It was a tale of two seasons for the Arizona Cardinals. A 1-6 start and injury to starting quarterback Kevin Kolb made it seem like the team was ticketed for a return to the top five of the draft. Enter John Skelton, an improved defense, and the punch provided by first-round pick Patrick Peterson in the return game, and the team rattled off seven wins in its last nine games to finish 8-8.
What would long-time Cardinals brass and current general manager Rod Graves do in the draft to keep the momentum going?
The Cardinals must have really loved Michael Floyd
Not that Floyd isn't an imposing prospect with a rare size/speed combination. The Cardinals have the best wide receiver in the league, and they were without a second-round pick. Floyd was widely seen as a best player available pick because of the possible intersections between need and value that the Cardinals passed up at edge rusher and on the offensive line. There were clearly suitors in the market for a trade up at that point in the first round, so the Cardinals could have easily traded down to patch the hole in their draft left by the Kevin Kolb trade.
The move is a visionary one if Fitzgerald takes Floyd under his wing and returns the passing game to the Fitzgerald/Boldin days. The only problem is that there's no Kurt Warner in town, and getting the full value from this pick will be difficult unless the Cardinals solve their quarterback position.

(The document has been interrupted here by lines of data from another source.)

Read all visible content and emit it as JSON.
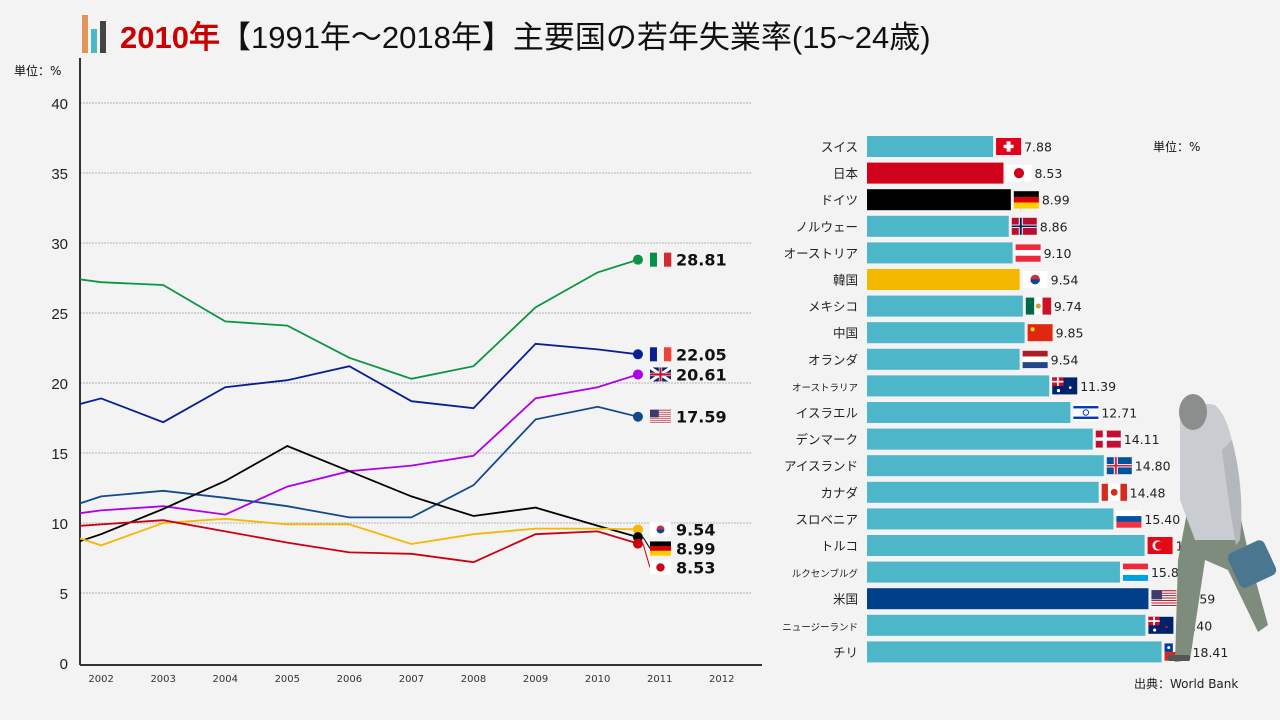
{
  "title": {
    "year": "2010年",
    "rest": "【1991年〜2018年】主要国の若年失業率(15~24歳)"
  },
  "line_unit": "単位：%",
  "bar_unit": "単位：%",
  "source": "出典：World Bank",
  "colors": {
    "bar_default": "#4db6c8",
    "grid": "#b5b5b5",
    "axis": "#333333"
  },
  "chart_data": [
    {
      "type": "line",
      "xlim": [
        2001.66,
        2012.6
      ],
      "ylim": [
        0,
        40
      ],
      "yticks": [
        0,
        5,
        10,
        15,
        20,
        25,
        30,
        35,
        40
      ],
      "xticks": [
        2002,
        2003,
        2004,
        2005,
        2006,
        2007,
        2008,
        2009,
        2010,
        2011,
        2012
      ],
      "grid": true,
      "x": [
        2001.66,
        2002,
        2003,
        2004,
        2005,
        2006,
        2007,
        2008,
        2009,
        2010,
        2010.65
      ],
      "series": [
        {
          "country": "italy",
          "color": "#0b9444",
          "values": [
            27.4,
            27.2,
            27.0,
            24.4,
            24.1,
            21.8,
            20.3,
            21.2,
            25.4,
            27.9,
            28.81
          ],
          "end_label": "28.81"
        },
        {
          "country": "france",
          "color": "#0a1f8f",
          "values": [
            18.5,
            18.9,
            17.2,
            19.7,
            20.2,
            21.2,
            18.7,
            18.2,
            22.8,
            22.4,
            22.05
          ],
          "end_label": "22.05"
        },
        {
          "country": "uk",
          "color": "#b100e8",
          "values": [
            10.7,
            10.9,
            11.2,
            10.6,
            12.6,
            13.7,
            14.1,
            14.8,
            18.9,
            19.7,
            20.61
          ],
          "end_label": "20.61"
        },
        {
          "country": "usa",
          "color": "#124a8c",
          "values": [
            11.4,
            11.9,
            12.3,
            11.8,
            11.2,
            10.4,
            10.4,
            12.7,
            17.4,
            18.3,
            17.59
          ],
          "end_label": "17.59"
        },
        {
          "country": "germany",
          "color": "#000000",
          "values": [
            8.7,
            9.2,
            11.0,
            13.0,
            15.5,
            13.7,
            11.9,
            10.5,
            11.1,
            9.8,
            8.99
          ],
          "end_label": "8.99"
        },
        {
          "country": "korea",
          "color": "#f5b800",
          "values": [
            8.9,
            8.4,
            10.0,
            10.3,
            9.9,
            9.9,
            8.5,
            9.2,
            9.6,
            9.6,
            9.54
          ],
          "end_label": "9.54"
        },
        {
          "country": "japan",
          "color": "#cc0010",
          "values": [
            9.8,
            9.9,
            10.2,
            9.4,
            8.6,
            7.9,
            7.8,
            7.2,
            9.2,
            9.4,
            8.53
          ],
          "end_label": "8.53"
        }
      ]
    },
    {
      "type": "bar",
      "orientation": "horizontal",
      "xlim": [
        0,
        24
      ],
      "bars": [
        {
          "label": "スイス",
          "value": 7.88,
          "flag": "switzerland"
        },
        {
          "label": "日本",
          "value": 8.53,
          "flag": "japan",
          "color": "#d0021b"
        },
        {
          "label": "ドイツ",
          "value": 8.99,
          "flag": "germany",
          "color": "#000000"
        },
        {
          "label": "ノルウェー",
          "value": 8.86,
          "flag": "norway"
        },
        {
          "label": "オーストリア",
          "value": 9.1,
          "flag": "austria"
        },
        {
          "label": "韓国",
          "value": 9.54,
          "flag": "korea",
          "color": "#f5b800"
        },
        {
          "label": "メキシコ",
          "value": 9.74,
          "flag": "mexico"
        },
        {
          "label": "中国",
          "value": 9.85,
          "flag": "china"
        },
        {
          "label": "オランダ",
          "value": 9.54,
          "flag": "netherlands"
        },
        {
          "label": "オーストラリア",
          "value": 11.39,
          "flag": "australia"
        },
        {
          "label": "イスラエル",
          "value": 12.71,
          "flag": "israel"
        },
        {
          "label": "デンマーク",
          "value": 14.11,
          "flag": "denmark"
        },
        {
          "label": "アイスランド",
          "value": 14.8,
          "flag": "iceland"
        },
        {
          "label": "カナダ",
          "value": 14.48,
          "flag": "canada"
        },
        {
          "label": "スロベニア",
          "value": 15.4,
          "flag": "slovenia"
        },
        {
          "label": "トルコ",
          "value": 17.35,
          "flag": "turkey"
        },
        {
          "label": "ルクセンブルグ",
          "value": 15.81,
          "flag": "luxembourg"
        },
        {
          "label": "米国",
          "value": 17.59,
          "flag": "usa",
          "color": "#003f8a"
        },
        {
          "label": "ニュージーランド",
          "value": 17.4,
          "flag": "new-zealand"
        },
        {
          "label": "チリ",
          "value": 18.41,
          "flag": "chile"
        }
      ]
    }
  ]
}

If the Cardinals have a "type" at quarterback, it's more Skelton than Kolb
The Cardinals were considered a dark-horse team to target Ryan Tannehill if he fell or perhaps a mid-round quarterback prospect because of their lack of a proven long-term answer on the roster. Graves didn't opt for a quarterback until the sixth round. The choice, San Diego State's Ryan Lindley, was a big-A quarterback with a big arm but a raw game. His scouting report reads almost identical to John Skelton in places.
It could be a coincidence, but the Cardinals interest in a quarterback with size and arm strength over a more quick-strike west-coast offense style passer could portend the outcome of the team's quarterback battle this summer.